4/19/2007

QUEM LÊ BEM ESCREVE BEM



“Acho que a felicidade de um leitor está além da de um escritor,
pois o leitor não precisa experimentar aflição nem ansiedade:
seu negócio é simplesmente a felicidade.” (BORGES, 2000, p. 106)


O mestre argentino Jorge Luis Borges (1899-1986), que exerce como poucos a magia da ficção sobre o leitor, deixando-o quase sempre magnetizado, consegue repetir a façanha também em suas palestras. Descobertas recentemente e reunidas em livro, as conversas que teve com estudantes da Universidade de Harvard, nos Estados Unidos, receberam o título geral de Esse ofício do verso, do qual me ocuparei especialmente em outro artigo.

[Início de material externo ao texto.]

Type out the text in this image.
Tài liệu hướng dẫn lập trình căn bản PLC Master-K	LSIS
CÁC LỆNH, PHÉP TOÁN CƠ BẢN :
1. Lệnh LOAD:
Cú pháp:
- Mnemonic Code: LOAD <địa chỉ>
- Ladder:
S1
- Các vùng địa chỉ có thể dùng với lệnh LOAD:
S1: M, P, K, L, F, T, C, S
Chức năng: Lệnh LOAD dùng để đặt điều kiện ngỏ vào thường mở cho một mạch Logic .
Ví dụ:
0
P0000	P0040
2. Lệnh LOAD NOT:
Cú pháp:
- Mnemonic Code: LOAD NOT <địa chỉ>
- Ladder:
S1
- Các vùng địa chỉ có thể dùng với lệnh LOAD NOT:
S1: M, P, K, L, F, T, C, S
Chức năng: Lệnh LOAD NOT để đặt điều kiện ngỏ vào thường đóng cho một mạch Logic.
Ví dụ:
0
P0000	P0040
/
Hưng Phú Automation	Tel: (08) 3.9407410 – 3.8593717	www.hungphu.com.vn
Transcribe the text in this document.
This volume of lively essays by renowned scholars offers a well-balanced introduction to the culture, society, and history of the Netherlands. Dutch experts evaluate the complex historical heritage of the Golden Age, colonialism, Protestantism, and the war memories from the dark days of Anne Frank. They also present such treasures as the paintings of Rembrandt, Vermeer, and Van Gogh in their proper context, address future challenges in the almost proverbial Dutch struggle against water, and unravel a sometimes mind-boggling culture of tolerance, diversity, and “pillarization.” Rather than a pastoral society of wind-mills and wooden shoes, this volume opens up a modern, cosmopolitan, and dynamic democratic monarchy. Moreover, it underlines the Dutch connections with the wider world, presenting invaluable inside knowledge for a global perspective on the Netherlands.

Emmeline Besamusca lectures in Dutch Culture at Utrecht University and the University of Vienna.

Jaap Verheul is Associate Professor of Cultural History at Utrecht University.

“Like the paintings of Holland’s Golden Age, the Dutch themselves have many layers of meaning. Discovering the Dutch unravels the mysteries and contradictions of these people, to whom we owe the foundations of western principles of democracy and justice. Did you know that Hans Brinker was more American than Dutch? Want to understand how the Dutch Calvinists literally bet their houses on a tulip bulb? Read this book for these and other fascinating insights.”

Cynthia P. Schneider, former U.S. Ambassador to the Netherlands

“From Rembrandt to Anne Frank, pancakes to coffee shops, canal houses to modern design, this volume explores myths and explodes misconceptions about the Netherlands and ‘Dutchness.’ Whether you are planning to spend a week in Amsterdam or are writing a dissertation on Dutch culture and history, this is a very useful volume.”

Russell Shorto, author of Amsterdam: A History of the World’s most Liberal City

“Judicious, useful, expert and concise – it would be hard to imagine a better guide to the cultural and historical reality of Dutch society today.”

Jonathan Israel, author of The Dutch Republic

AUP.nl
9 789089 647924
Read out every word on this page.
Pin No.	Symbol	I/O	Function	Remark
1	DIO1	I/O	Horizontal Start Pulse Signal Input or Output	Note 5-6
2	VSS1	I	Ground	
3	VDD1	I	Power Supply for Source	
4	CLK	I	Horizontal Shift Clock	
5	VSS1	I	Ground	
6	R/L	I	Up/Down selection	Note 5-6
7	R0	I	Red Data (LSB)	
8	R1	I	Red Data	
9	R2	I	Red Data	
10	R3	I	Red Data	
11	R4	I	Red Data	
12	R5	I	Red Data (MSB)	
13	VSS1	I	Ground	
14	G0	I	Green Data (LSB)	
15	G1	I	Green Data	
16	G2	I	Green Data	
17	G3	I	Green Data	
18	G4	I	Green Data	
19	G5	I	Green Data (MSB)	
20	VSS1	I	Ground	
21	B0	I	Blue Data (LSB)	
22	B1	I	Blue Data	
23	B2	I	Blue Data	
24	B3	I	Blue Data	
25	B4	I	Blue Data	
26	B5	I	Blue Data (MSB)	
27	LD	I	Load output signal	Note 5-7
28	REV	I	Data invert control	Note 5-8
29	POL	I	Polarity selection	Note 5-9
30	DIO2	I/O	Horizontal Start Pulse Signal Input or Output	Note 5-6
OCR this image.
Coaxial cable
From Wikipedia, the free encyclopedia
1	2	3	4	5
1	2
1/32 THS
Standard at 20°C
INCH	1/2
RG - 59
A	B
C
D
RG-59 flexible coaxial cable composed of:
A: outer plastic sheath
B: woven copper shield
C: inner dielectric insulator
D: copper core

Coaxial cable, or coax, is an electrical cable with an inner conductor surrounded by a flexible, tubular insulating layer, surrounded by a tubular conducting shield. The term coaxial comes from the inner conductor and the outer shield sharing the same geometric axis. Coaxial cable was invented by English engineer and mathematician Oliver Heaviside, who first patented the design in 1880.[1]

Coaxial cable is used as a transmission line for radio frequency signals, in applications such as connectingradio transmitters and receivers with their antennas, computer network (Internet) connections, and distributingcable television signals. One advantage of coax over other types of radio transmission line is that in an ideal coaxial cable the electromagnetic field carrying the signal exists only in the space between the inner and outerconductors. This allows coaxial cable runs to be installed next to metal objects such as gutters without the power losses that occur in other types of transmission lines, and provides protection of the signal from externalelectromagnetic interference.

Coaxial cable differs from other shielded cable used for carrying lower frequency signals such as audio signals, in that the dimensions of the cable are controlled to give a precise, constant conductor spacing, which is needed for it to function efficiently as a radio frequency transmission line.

As palavras da epígrafe, que transcrevo acima, pertencem a esse livro, e me vieram à lembrança quando examinava um manual sobre a técnica da leitura e seu aproveitamento para se atingir um bom nível de redação: Os degraus da leitura, das professoras Adriane Belluci B.Castro, Cinthia Maria R. Remach, Helena Aparecida G.Arantes e Léa Sílvia Braga de C.Sá, editado pela Edusc-Editora da Universidade do Sagrado Coração, de Bauru (SP).

De modo prático e objetivo, este livro ensina o leitor a penetrar em um texto por meio do reconhecimento de suas palavras-chave, da desmontagem de sua estrutura e outros recursos. São muitos os exercícios propostos nos capítulos em que se divide a obra, abrangendo muitos itens para um pequeno volume, como letras de música, poemas, contos e até textos não propriamente literários. Trata-se de um projeto que se situa mais no terreno da leitura e da escritura, visando ao ensino-aprendizagem de estudantes desta matéria hoje denominada Produção de Textos.

Voltando, no entanto, ao livro de Borges, pode-se observar que suas considerações viajam mais no terreno da arte como exercícios de uma mente privilegiada que conhece como ninguém os segredos da poesia e da criação.

Por isso, não estranhe, leitor-autor, se encontrar nas palestras borgianas esse arremate como uma flecha mortalmente dirigida a você:

“A pessoa lê o que gosta – porém não escreve o que gostaria de escrever, e sim o que é capaz de escrever.” (IBID., p. 103)


Referências bibliográficas:

BORGES, Jorge Luis. Esse ofício do verso. Trad. José Marcos Macedo. São Paulo: Companhia das Letras, 2000.
CASTRO Adriane Belucci B. et alii. Os degraus da leitura. Bauru: Edusc, 2000.

4 comentários:

Felipe Fritiz disse...

Joaquim! Falar o que? Escrever o que, quando o recado já foi dado? Esse "Degraus da Leitura" é realmente interessante sobre a construção do texto (eu sei pois tive de fazer um trabalho sobre o mesmo na FIC). E o Borges (sempre, o Borges). Figura "difácil" de se definir: incompreensível uma pessoa chegar a um grau de sabedoria como o dele, e fácil é simplesmente o dizer (não limitar) que o homem é UNI-vers'al.

Abraço,
Felipe.

Roberto disse...

Aulas com Joaquim e Borges???
Poxa vida, como tenho que me esforçar pra não fazer feio!!!
São os leitores mais inquietos que chegam um dia a um patamar literário digno!

Leiamos!!!

Prof. Andrea disse...

Ei Joaquim! Que bom encontrá-lo an blogosfera. Parabéns por mais esta. Vou lincá-lo ao meu blog.
Beijo grande
AndreaToledo

Leonardo de Paula Campos disse...

Oi, Joaquim! É a pura verdade, ler é um dos fundamentos principais para o aprimoramento da escrita. É a teoria e prática se completando e, no fundo, quase se unindo em algo único, (in)confundível: o texto.